英国でも高評価を得た和紅茶

なお、この前後、静岡から海外への紅茶積み出し港として清水港を整備するように政府に働きかけるなど尽力したのが、博徒から足を洗って地域振興に打ち込む実業家に転じていた清水の次郎長こと山本長五郎であったという。「旅行けば駿河の道に茶の香り」で始まる浪曲で知られる「街道一の親分」。その茶の香りとは、実は紅茶の香りであったのに違いない。
明治以降の技術の研さんもあって、日本産紅茶の国際的な評価は高かった。たとえば、日東紅茶のブランドで知られる三井農林は明治後期に茶園と工場を開設したが、1927(昭和2)年に試製して海外市場に出品した紅茶が「ダージリン産に似た優良品」と高評価を得たという。
そんな日本の紅茶産業は太平洋戦争中に輸出が不可能となっていったん縮小するが、戦後再び盛り返す。だが、一方で日本は工業国としての成長を進め、物価は上昇。一方、その間に生産量を伸ばしていたインド、スリランカ、ケニアなどに比べて、日本の紅茶は国際競争力を失っていった。そして、GATT(関税と貿易に関する一般協定)の交渉で、日本は1971年に紅茶輸入自由化をのむこととなり、輸出産業としての和紅茶は事実上消滅することとなってしまった。
ただし、それと入れ替わりに、1960年以降の所得倍増計画の実現もあって国民所得は上昇し、誰でも普通にお茶を買って日常的に楽しめる時代となり、日本の茶ビジネスは内需へシフトした。そしてそのとき、人々が選んだのは、ご飯とおかずの食後に合う、あるいは和菓子に合う味わいのお茶としての緑茶だったわけだ。
しかし、今日の日本の食生活はいわゆる洋風化ではくくれないほど多様化しているから、これまでのように緑茶だけでなく、紅茶も同等に楽しんでよい環境は整っている。「日本茶」のもう一つの形としての「和紅茶」は飲み頃になっていると言えるだろう。

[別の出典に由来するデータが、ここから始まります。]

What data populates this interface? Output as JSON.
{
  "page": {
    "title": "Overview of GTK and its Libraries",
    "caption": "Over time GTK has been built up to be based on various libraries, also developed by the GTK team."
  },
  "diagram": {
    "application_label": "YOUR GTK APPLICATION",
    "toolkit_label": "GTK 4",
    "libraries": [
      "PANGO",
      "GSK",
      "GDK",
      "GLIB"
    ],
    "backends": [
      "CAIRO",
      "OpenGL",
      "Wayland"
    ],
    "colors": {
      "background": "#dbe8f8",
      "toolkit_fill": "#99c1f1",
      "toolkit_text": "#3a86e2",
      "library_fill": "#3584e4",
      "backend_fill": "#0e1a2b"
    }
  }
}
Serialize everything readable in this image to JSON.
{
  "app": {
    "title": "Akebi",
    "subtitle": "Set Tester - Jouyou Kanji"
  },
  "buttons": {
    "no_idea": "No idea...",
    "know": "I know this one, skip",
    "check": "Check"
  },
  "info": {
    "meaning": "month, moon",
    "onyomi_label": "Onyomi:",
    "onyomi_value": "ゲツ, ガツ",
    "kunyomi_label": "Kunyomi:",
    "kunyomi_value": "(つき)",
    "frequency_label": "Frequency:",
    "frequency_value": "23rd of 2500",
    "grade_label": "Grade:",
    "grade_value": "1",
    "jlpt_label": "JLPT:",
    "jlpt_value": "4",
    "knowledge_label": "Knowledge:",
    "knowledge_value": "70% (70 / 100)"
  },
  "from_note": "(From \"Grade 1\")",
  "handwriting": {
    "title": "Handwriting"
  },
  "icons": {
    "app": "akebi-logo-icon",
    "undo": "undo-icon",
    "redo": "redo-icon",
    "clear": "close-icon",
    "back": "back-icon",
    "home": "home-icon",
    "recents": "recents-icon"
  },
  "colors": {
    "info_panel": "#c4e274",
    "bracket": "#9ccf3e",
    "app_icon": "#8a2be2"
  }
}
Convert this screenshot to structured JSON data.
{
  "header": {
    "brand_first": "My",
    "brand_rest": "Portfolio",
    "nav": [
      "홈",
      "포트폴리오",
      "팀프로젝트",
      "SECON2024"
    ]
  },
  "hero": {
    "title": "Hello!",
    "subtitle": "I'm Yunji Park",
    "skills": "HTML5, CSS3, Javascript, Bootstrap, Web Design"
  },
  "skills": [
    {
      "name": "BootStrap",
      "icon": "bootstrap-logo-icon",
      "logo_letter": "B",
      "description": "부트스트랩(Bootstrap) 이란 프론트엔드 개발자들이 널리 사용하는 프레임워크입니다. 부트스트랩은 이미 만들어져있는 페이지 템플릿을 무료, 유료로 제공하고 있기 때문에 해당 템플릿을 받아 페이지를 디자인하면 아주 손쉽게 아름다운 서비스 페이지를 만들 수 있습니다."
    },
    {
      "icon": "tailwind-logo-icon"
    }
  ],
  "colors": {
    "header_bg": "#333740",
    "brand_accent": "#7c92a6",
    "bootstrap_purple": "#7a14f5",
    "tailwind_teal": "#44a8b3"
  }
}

また、世界では日本食の人気は続き、日本産食品の品質への評価は高い。日本の景気回復の遅れや30数年ぶりの円安は心配の種ではあるが、そんな今こそ、明治の頃のように紅茶輸出に力を入れる機会ではないだろうか。

そんななか、和紅茶への注目をさらに高めるニュースが入ってきた。10月26日、UK Tea Academyが主催する世界のお茶の品評会THE LEAFIES 2022が、紅茶ブランドでも有名なロンドンの百貨店のフォートナム&メイソンで発表され、熊本県の茶園「お茶のカジハラ」がBEST IN SHOW(最高賞)を受賞したほか、多数の日本の茶園が部門ごとにGOLDを受賞した。
受賞した茶園の多くはお取り寄せにも対応している。紅茶文化の本場英国でも評価された和紅茶を試してみたい。